The reporting, too, had been couched too much in terms of ‘for’ versus ‘against’. While some critics of environmental journalism have mourned that this for-against argument is too often skewed in the name of balance (equal weighting given to both sides of the argument, despite the fact the science of the ‘against’ side is negligible), the more salient point would seem to be that we are using such terminology at all.
Prof. Stott claims that environmental journalists too often become protagonists for a cause, “rather than remaining critical reporters. A science journalist needs to keep a much cooler head.” For him, climate science “had become too politicised, too defensive, too introverted, too dismissive of genuine criticism, and too hubristic”– and journalists had not taken it to task.

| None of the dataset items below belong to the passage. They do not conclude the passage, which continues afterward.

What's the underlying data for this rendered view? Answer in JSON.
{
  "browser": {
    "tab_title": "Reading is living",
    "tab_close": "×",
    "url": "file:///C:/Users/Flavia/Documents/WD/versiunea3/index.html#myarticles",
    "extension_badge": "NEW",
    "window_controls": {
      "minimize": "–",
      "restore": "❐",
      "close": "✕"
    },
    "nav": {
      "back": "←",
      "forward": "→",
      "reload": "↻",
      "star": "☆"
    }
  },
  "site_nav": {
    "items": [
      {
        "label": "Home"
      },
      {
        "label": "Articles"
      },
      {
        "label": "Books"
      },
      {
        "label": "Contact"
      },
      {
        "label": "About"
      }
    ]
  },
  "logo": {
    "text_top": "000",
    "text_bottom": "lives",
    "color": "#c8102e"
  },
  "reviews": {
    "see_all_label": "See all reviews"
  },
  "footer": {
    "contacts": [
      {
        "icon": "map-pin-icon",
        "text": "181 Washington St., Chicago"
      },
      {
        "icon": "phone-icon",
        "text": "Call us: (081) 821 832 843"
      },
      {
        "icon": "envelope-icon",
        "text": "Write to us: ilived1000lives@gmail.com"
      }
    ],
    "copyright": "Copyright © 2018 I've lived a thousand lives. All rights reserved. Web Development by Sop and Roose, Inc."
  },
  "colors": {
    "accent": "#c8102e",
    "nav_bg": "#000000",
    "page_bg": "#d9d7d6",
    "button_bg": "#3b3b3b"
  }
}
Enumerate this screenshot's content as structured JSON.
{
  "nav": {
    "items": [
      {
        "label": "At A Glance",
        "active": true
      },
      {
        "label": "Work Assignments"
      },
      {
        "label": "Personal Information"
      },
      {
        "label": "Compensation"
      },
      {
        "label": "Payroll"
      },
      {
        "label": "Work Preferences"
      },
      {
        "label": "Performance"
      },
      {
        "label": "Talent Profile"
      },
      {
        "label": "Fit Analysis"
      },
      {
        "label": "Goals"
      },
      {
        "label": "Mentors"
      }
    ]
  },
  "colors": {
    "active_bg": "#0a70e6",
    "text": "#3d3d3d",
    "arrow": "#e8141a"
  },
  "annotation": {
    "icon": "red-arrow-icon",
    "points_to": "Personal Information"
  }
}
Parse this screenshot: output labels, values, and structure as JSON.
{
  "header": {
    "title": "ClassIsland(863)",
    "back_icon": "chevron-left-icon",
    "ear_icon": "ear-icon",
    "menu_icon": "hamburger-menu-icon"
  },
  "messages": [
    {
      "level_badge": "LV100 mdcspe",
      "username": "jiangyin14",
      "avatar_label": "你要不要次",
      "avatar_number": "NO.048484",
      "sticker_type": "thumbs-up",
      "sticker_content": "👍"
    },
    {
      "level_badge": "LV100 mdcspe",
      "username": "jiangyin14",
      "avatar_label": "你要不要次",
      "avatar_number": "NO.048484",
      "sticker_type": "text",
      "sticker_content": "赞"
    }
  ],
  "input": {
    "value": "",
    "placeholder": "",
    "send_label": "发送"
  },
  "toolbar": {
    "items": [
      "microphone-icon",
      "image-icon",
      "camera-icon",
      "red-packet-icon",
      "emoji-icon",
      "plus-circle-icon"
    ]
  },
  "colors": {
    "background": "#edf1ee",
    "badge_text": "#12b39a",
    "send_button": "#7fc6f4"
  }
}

Might Climategate be an opportunity for scientists and journalists alike to make some changes? One lesson that might be taken from it is the importance of being honest about uncertainty. While science is messy, inconclusive, impartial, transparent and devoid of agenda, politics is quite the opposite. And the media, through presenting climate change as divisive and policy-driven, had colluded in misrepresenting the scientific process.
The split between the bloggers and the mainstream media is a case in point. Both sides had an agenda of sorts, be it to undermine the establishment view or to reinforce it. Ideally, reporting of such issues would be firmly evidence-based, rather than ideologically motivated – as Prof Stott puts it, “a journalist must report things as they are – not as they might personally wish them to be”.
If Climategate has highlighted this principle, then arguably it has come as a welcome scourge to an overly politicised field. The task for the media now is to think of themselves less as participants in a battle, and more as impartial critics, scrutinising climate change with a level-headed gaze.